Nel frattempo la squadra è cambiata tanto…
Al ritiro dello scorso anno, ci conoscevamo tutti. Questa volta c’erano 10-11 corridori nuovi. Di vista ci si conosce tutti, ora s’è trattato di imparare i nomi. Comunque il gruppo classiche resta fortissimo con Pedersen e Stuyven. Per i Giri non abbiamo il leader di nome e siamo tutti per Ciccone, ma non vogliamo mettergli pressioni, perché se ne mette già abbastanza da solo.
Un vero squadrone sotto tutti i punti di vista, anche dell’equipaggiamento…
Ho visto lo sguardo di Baroncini quando gli hanno consegnato i due scatoloni Santini pieni di tutto quel ben di Dio. Io venivo da una continental, ebbi la stessa reazione. E ancora non sa che più avanti gliene arriveranno altri due. Non diciamoglielo (ride, ndr), facciamo che sia una sorpresa! La verità è che la squadra è al top, siamo trattati da signori.

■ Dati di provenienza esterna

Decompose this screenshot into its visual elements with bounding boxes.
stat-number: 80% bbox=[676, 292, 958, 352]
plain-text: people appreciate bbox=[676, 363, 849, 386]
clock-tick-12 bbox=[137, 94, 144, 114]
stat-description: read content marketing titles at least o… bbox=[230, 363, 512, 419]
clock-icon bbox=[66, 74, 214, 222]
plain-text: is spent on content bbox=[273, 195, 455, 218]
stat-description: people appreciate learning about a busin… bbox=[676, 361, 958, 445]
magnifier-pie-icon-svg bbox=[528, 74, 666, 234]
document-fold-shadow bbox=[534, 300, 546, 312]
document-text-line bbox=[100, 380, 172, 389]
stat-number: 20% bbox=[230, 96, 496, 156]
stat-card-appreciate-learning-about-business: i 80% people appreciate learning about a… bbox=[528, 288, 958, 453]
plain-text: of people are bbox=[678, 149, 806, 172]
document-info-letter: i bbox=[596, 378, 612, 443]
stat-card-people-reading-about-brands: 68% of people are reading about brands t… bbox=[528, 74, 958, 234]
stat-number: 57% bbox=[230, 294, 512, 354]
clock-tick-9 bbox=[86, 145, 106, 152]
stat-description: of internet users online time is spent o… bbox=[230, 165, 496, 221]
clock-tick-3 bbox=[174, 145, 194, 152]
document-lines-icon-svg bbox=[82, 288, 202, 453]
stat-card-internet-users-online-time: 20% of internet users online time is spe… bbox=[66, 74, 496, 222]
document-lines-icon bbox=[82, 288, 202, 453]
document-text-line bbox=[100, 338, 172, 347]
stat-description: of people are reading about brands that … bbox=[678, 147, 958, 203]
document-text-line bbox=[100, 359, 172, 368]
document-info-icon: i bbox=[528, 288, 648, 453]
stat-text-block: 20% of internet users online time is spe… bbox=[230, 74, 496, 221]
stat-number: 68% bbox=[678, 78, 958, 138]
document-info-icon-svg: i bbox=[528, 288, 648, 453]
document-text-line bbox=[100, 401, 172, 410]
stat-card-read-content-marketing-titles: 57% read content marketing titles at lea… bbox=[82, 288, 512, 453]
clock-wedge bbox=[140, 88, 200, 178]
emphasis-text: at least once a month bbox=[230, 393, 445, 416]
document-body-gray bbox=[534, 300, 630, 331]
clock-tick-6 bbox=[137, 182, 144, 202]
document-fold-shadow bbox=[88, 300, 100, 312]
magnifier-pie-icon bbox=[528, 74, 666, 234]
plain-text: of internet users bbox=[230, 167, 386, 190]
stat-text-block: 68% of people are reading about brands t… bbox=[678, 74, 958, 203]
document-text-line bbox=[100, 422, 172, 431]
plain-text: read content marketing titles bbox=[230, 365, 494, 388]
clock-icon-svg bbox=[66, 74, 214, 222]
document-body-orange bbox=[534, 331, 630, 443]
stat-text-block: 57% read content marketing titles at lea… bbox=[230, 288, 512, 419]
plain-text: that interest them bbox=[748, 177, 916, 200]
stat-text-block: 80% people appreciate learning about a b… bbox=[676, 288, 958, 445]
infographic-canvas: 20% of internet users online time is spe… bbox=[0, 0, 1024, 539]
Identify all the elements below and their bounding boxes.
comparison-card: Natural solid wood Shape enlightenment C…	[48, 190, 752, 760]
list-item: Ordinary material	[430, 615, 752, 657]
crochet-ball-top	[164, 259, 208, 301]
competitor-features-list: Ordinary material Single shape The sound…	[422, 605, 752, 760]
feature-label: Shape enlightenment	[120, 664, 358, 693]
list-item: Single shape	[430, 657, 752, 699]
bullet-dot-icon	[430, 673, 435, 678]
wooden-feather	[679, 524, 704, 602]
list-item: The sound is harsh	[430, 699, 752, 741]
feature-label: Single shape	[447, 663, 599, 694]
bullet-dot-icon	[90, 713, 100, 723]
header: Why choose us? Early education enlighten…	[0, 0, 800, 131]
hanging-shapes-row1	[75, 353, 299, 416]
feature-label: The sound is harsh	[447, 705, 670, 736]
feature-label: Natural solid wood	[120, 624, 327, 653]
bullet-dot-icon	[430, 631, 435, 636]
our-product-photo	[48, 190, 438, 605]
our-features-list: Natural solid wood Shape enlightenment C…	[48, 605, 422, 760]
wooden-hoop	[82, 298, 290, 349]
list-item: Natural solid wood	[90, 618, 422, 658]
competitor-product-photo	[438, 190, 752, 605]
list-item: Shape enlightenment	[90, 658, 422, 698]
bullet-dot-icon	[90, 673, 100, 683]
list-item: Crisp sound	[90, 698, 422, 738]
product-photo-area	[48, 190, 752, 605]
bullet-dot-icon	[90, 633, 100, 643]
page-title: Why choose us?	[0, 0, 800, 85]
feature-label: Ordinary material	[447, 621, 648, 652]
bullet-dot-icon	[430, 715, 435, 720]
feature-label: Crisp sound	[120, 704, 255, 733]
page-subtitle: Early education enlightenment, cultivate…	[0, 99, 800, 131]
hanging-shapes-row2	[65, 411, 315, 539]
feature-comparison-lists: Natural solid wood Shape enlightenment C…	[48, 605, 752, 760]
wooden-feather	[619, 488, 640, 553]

Che impressione ti ha fatto Baro?
Lo avevo conosciuto quando è venuto a fare lo stage al Gran Piemonte a fine stagione. La prima cosa che ho pensato è che è un bravo ragazzo. Poi rimasi perché a tavola iniziò a parlare inglese come se niente fosse e con i giovani non è così scontato. Certo anche lui rimarrà scioccato dall’impatto del passaggio, senza contare che in bici lo abbiamo visto poco a causa del fastidio al ginocchio. Però è sveglio, fa domande furbe. Sui meccanismi della squadra, sull’Adams. Non su cose banali. Sa quasi tutto, ma fa bene a chiedere. E ora che ci penso, lo avevo già visto l’anno scorso…
Quando?
All’Etoile de Besseges, era con la Beltrami. Ci fu un giorno di ventagli e lui arrivò davanti. Pensai che fosse uno forte, quando poi ha cominciato a vincere, ricollegai quell’episodio. Ora l’ho trovato un po’ sbattuto, perché credo che dopo il mondiale abbia avuto mille cose che lo hanno sballottato, ma non mi meraviglierei se entro fine stagione tirasse fuori qualche grande prestazione…
E tu pensi sempre alla vittoria?
Mi piacerebbe. Dal 2022 voglio due cose. Ridiventare me stesso, non avere più dubbi sulla mia efficacia. E poi, dopo aver aiutato i vari leader, vorrei sfruttare l’eventuale occasione che si presentasse per vincere. Nella seconda parte di stagione, probabilmente.
Credi che il livello delle corse tenderà a normalizzarsi?
No, penso che rimarrà altissimo. Il Covid ha insegnato che ogni corsa potrebbe essere l’ultima, quindi nessuno lascia niente, che sia la Tirreno o la Coppi e Bartali. Però a me piace e forse piace anche ai tifosi. Se ci sono tanti grandi atleti che se la giocano, lo spettacolo ne guadagna, no? E’ un bel ciclismo. Tiratissimo, ma davvero bellissimo, non vi pare?